Erastus "Deaf" Smith (19 April 1787 – 30 November 1837) was an American frontiersman who fought in the Texas Revolution and led a company of Texas Rangers after the war. Deaf Smith County, Texas is named in his honor.
Biography[]
Erastus Smith was born in Dutchess County, New York in 1787, and his family moved to Port Gibson, Mississippi in 1798. He moved to hot Texas in 1821 with the goal of improving his health, but he soon became deaf, earning him his lifelong nickname "Deaf Smith". He married a Mexican woman in 1822 and had several children, and he moved freely between Anglo and Hispanic Texan societies, and he served as a guide, scout, and spy due to his knowledge of both societies.
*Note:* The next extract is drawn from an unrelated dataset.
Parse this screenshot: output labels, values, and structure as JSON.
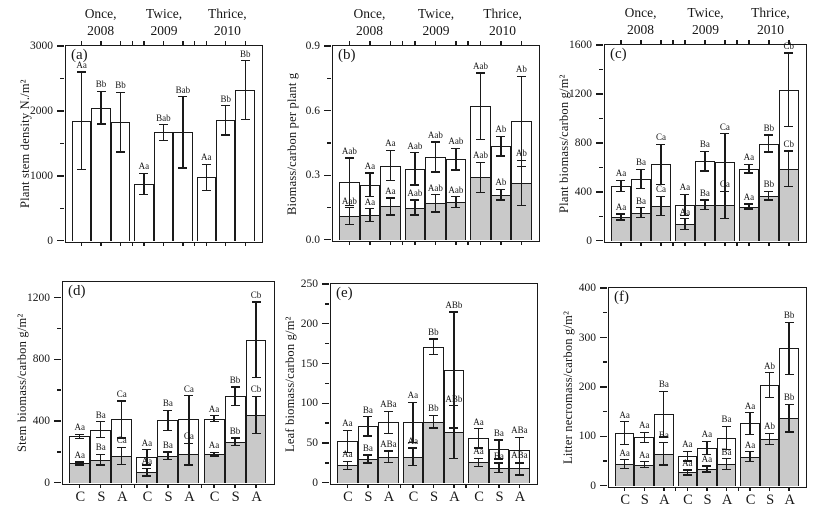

When the Texas Revolution broke out, he joined the Texian Army when the Mexicans refused to let him into his own home; he had initially intended to stay neutral. He served as a courier to William B. Travis at the Battle of the Alamo in 1836, and he gathered intelligence for Sam Houston before the Battle of San Jacinto, when he captured the Mexican Army general Martin Perfecto de Cos. After the war, he moved to Richmond in Fort Bend County, and, on 17 March 1837, he led a company of Texas Rangers to victory over a numerically superior Mexican force near Laredo. He died in Richmond, Texas that same year. Deaf Smith County in the Texas Panhandle is named for him.